А небо изменилось, вернее не само небо, а рисунок звезд на нем, хотя так не бывает. Впрочем, здесь есть много вещей, которых не бывает, на то оно и Пятно. Серб тоже поднимает голову вверх и, удовлетворенно хмыкнув, замечает:

- Снова. Нет, ну ты подумай, за все четыре года не было ни одной ночи, когда бы это чертово небо не издевалось надо мной. Кстати, скоро дождь начнется.

- С чего ты решил? - Я принюхалась - перед дождем воздух меняется, иногда становиться мягче, наполняясь легкими цветочными ароматами, иногда, наоборот, жестче, суше, будто готовясь дать отпор дождю. Здесь же он был колючим и пыльным, царапающим горло и заставляющим думать о ванне, или хотя бы озере, что осталось далеко позади. Этот воздух знать не знал дождя, причем довольно давно.

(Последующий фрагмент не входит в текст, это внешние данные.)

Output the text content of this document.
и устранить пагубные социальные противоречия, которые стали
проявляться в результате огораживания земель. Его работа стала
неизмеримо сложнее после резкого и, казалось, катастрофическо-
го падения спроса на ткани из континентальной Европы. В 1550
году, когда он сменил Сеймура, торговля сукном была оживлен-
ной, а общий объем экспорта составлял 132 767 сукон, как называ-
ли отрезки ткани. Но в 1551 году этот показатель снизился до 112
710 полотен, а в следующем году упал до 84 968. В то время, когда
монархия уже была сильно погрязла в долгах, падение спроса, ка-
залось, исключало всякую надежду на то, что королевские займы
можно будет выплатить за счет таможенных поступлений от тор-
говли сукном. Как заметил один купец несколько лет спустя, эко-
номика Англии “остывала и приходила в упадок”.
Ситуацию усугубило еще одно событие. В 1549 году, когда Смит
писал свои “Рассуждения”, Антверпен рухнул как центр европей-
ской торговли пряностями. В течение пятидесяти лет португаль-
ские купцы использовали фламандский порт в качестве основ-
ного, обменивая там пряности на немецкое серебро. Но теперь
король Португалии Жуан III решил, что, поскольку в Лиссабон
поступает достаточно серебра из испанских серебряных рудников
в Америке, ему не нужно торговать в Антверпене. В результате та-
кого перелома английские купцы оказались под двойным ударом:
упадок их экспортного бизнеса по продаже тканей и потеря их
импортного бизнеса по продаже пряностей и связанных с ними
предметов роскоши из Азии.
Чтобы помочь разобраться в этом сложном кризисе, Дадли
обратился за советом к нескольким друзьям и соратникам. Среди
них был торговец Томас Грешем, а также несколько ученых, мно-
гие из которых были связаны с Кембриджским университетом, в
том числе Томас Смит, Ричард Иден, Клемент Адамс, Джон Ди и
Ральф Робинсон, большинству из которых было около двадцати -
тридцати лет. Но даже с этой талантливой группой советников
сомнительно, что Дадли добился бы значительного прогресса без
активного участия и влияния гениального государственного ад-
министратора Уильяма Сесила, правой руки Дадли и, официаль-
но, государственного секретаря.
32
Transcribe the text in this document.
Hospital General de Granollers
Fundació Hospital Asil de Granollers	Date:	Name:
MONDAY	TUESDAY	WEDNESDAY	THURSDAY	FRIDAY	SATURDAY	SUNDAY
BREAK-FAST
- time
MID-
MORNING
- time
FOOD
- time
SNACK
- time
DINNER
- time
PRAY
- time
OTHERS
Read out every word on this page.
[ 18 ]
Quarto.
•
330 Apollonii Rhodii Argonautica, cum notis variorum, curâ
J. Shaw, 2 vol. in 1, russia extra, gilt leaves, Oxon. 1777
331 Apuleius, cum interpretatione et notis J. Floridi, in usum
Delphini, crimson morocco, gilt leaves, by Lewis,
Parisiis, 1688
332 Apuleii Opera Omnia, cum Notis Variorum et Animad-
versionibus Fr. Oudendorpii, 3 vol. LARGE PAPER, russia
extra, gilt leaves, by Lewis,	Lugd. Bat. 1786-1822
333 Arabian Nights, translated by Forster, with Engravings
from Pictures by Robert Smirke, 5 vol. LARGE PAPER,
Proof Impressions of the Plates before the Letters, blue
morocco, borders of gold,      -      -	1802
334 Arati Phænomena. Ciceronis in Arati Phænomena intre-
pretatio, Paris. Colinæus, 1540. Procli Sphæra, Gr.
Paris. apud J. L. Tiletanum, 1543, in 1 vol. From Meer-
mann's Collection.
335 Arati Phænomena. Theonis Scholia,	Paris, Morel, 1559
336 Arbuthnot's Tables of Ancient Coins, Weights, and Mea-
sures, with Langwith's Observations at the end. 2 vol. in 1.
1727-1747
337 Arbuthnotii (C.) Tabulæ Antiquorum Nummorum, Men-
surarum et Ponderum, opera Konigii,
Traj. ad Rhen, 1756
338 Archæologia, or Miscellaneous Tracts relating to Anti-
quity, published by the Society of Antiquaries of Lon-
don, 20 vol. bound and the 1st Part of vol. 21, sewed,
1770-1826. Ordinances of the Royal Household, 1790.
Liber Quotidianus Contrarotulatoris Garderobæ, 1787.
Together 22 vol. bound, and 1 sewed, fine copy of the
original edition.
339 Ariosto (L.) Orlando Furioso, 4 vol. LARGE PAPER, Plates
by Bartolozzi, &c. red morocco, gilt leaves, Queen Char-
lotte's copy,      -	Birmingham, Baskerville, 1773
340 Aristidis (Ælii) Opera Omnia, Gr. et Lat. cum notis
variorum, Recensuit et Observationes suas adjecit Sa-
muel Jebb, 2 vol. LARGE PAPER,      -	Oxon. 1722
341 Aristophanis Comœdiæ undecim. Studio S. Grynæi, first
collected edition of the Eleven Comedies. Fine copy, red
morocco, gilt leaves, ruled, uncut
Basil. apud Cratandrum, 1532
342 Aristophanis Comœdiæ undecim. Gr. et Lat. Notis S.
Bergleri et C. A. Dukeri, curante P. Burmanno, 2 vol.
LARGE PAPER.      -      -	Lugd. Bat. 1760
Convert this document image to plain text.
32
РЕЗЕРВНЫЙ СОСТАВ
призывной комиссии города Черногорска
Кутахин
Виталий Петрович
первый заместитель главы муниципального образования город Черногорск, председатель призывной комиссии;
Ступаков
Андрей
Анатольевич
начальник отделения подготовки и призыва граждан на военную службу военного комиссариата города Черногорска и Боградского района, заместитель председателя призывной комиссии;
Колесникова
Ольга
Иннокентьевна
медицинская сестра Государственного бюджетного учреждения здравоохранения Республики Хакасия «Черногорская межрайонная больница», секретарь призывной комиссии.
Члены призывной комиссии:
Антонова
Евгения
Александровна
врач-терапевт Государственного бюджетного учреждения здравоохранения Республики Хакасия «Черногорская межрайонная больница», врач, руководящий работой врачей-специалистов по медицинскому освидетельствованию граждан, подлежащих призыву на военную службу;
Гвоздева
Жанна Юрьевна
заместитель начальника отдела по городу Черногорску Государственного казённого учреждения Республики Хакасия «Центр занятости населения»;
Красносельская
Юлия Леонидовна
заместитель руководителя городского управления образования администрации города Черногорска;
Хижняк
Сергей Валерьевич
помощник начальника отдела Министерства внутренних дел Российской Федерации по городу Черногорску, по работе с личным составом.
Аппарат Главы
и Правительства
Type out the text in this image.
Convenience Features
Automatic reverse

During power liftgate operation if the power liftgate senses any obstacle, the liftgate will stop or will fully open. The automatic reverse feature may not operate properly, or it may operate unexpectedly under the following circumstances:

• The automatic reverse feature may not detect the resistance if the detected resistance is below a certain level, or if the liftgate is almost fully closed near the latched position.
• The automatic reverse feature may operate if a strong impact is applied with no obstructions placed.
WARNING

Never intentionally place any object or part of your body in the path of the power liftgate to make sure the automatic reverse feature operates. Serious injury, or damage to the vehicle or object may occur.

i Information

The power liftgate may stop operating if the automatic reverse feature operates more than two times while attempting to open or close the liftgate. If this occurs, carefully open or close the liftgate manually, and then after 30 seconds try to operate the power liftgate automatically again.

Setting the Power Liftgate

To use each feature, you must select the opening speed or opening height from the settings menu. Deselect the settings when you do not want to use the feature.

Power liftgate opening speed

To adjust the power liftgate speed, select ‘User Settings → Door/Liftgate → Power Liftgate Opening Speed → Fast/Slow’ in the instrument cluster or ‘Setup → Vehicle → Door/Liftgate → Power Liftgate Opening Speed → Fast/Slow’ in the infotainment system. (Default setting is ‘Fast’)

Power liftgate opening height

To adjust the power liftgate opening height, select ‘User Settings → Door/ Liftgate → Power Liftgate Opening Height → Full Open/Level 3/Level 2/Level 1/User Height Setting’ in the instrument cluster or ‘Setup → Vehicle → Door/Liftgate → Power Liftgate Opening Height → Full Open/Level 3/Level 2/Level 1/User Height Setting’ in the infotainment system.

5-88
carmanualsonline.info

- Видишь вон ту звезду? Луна, чуть левее, еще левее… сейчас ты смотришь прямо на нее. Она появляется только перед дождем. Не знаю, какая тут связь, но поверь на слово, дождь будет. И нет ничего мерзостнее дождя в степи.

В этом он был совершенно прав.

Дождь начался неожиданно. Обычно как - одна капля, потом вторая, черные пятнышки на пыли, которых с каждой минутой становится все больше и больше, и шелест-шепот, успокаивающий ласковый и нежный. Здесь же дождь просто начался, шаг - и ты попадаешь в серо-сизую дрожащую, холодную пелену. Нет ни шепота, ни веселого перестука капель, одно сплошное марево воды, которая моментально пропитывает одежду, забирается за шиворот и в ботинки, а в довершение всех бед мешает дышать.